1. Equality of opportunity: a state where everyone starts at the same point. The stipulation that all people should be treated similarly, uninhibited by artificial barriers, prejudices or preferences in pursuit of goals. It means offering all an equal chance to compete within established and agreed-upon rules. It means applying fairness to the selection process.

2. Equality of outcome: a state in which people have equal wealth or economic conditions. It entails reducing or eliminating material inequality between individuals and/or households. It involves transferring or redistributing wealth. Ideally, this would reflect the necessary interdependence of citizens. It seems to lead to increased social cohesion and reduced jealousy.

Having said that, there are two types of equality of opportunity:

1. Formal equality of opportunity: this dictates that the “starting point” is the application for a desired position. An evaluation process subsequently commences for all applicants related to their qualifications, not on arbitrary or irrelevant criterion. There are three “stages”:
1. Open call: The application should be available to all potential applicants and all applications should be accepted.
2. Fair evaluation process: The applicants should be judged on their merits, following a set procedure in order to evaluate who is the best qualified.
3. The selection itself.

2. Fair equality of opportunity: this dictates that the starting point is prior to the application process. It examines whether or not applicants have equal abilities or talents before they venture to compete and deems that authorities should take steps to remedy any inequalities.

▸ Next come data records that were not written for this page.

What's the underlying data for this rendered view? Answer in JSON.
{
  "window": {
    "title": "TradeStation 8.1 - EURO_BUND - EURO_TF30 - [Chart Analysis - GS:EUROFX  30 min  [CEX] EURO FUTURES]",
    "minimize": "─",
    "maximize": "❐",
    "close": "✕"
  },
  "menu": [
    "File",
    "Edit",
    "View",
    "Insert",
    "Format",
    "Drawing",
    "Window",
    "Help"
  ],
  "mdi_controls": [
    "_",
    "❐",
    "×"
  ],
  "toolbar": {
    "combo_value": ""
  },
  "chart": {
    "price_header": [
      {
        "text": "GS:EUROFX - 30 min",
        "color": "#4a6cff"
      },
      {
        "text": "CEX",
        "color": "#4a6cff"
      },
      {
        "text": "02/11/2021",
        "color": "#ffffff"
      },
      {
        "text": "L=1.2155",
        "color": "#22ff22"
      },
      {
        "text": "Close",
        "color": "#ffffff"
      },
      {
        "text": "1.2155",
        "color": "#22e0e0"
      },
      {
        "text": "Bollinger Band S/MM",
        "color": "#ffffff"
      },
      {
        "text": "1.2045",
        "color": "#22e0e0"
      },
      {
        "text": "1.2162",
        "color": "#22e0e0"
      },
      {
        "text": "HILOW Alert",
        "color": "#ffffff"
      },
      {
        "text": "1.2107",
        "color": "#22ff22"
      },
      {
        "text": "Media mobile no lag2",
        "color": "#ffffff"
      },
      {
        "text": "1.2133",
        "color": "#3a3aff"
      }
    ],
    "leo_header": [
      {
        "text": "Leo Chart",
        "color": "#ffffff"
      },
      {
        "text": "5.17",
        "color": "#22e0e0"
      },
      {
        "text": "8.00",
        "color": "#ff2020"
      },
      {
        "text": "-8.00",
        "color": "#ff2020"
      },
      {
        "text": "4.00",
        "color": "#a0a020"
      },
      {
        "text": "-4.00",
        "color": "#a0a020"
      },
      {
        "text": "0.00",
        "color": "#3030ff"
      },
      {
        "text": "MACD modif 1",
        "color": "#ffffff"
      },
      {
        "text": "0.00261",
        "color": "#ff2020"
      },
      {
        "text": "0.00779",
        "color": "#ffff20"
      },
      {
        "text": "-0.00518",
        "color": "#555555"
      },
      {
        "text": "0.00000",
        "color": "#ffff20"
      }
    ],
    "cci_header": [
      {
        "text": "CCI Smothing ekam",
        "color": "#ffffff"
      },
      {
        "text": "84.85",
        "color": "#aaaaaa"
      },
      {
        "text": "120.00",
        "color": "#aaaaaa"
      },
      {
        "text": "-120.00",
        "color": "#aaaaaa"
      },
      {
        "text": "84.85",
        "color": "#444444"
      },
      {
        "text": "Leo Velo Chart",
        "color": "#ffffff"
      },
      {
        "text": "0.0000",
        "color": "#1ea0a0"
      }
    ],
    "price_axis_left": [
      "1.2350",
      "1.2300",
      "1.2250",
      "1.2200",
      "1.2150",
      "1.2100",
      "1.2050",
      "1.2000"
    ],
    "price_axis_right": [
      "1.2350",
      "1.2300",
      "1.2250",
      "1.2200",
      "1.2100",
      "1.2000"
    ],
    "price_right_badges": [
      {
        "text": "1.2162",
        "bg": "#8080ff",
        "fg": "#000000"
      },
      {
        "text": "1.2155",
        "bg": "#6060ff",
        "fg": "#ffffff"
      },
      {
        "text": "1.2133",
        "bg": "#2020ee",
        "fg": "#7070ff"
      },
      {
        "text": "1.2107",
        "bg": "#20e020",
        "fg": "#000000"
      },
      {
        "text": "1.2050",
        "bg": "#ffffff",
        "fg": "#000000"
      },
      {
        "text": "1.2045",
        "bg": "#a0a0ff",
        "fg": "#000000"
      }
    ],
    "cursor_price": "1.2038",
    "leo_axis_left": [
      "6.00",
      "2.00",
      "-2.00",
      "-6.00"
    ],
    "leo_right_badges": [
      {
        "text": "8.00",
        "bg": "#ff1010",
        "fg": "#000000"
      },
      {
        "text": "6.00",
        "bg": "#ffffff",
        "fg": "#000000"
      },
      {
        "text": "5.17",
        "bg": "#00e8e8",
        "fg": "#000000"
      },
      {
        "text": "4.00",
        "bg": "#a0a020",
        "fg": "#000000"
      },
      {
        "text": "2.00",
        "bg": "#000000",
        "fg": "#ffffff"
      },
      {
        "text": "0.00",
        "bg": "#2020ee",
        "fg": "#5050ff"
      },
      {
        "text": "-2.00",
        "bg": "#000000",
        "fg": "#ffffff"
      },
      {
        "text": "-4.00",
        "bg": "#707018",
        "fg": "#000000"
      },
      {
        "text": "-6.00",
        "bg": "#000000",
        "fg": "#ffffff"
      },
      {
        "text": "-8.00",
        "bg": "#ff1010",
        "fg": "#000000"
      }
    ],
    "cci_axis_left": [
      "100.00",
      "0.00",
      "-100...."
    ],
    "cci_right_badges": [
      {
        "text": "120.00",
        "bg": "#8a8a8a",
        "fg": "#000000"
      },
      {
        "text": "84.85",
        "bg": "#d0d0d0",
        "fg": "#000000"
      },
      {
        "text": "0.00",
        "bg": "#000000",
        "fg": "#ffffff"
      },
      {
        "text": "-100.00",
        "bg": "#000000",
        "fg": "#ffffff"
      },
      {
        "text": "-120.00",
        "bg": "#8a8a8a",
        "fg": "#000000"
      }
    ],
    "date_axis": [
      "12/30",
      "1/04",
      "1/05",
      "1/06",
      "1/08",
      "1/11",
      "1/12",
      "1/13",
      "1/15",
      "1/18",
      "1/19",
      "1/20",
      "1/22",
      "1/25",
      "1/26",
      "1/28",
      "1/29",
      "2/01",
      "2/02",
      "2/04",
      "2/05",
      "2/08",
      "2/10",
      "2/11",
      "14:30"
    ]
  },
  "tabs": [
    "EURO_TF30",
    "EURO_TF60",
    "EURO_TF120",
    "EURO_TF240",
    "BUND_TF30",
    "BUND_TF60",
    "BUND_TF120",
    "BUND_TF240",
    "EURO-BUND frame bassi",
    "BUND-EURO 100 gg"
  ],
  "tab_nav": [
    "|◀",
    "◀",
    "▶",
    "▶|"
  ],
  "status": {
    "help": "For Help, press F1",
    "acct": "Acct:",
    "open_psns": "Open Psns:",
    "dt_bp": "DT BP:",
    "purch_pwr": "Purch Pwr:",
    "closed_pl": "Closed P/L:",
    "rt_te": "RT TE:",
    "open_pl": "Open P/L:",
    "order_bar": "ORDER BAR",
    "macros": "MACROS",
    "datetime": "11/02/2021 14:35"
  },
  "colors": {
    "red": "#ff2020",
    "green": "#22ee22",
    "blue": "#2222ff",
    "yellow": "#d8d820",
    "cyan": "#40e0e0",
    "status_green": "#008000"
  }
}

The core problems are these: Striving for equal outcome may require discriminating between certain groups (against the wealthy for the poor, against whites for other races, against men for women, etc). However, striving for equal opportunity leads to unequal results.

When discussing fairness, we came to the conclusion that equality has to do with quantifiable or qualitative states, and fairness has to do with the rules or processes through which we reach these states. For example, while the outcome of a basketball game may not be equal, the process through which the results are achieved should follow a set of rules that applies to everyone in order to make it a “fair” game.

Problems with equality of outcome:

1. How is it possible to bring about equality of outcome without coercion or interference? In other words, Do the ends really justify the means?

2. Even if equality of outcome is helpful, how do we go about transforming society?

3. How do we determine equal outcomes? After all, isn’t it unrealistic to expect, for example, a six-year-old to have equal outcomes with a 70-year-old? How about a 30-year-old with no children and a 30-year-old with four children?

Problems with equality of opportunity:

1. How do you measure it? Outcome is easier to measure than opportunity and is often used as a measure of opportunity or equality in general. That being said, many factors can potentially contribute to outcome, so it is not necessarily a reliable measure of opportunity.

2. How do we ensure that all children start at an equal starting point? Is providing equal distribution of material wealth sufficient, or should government also control the distribution of immaterial wealth, like knowledge or expertise or advice? What about an individual’s innate or genetic abilities? How do we “equalize” that?

Other problems in relation to equality in general:

1. Proving unequal treatment is difficult. How do we overcome the interpretative and methodological difficulties inherent in the problem?

2. As mentioned above, measuring equality seems problematic. How do we determine levels of equality? For example, should everyone be paid equally, no matter what job they do? What if certain individuals put in more risk, effort or time? What if certain individuals’ work results in greater benefits than others?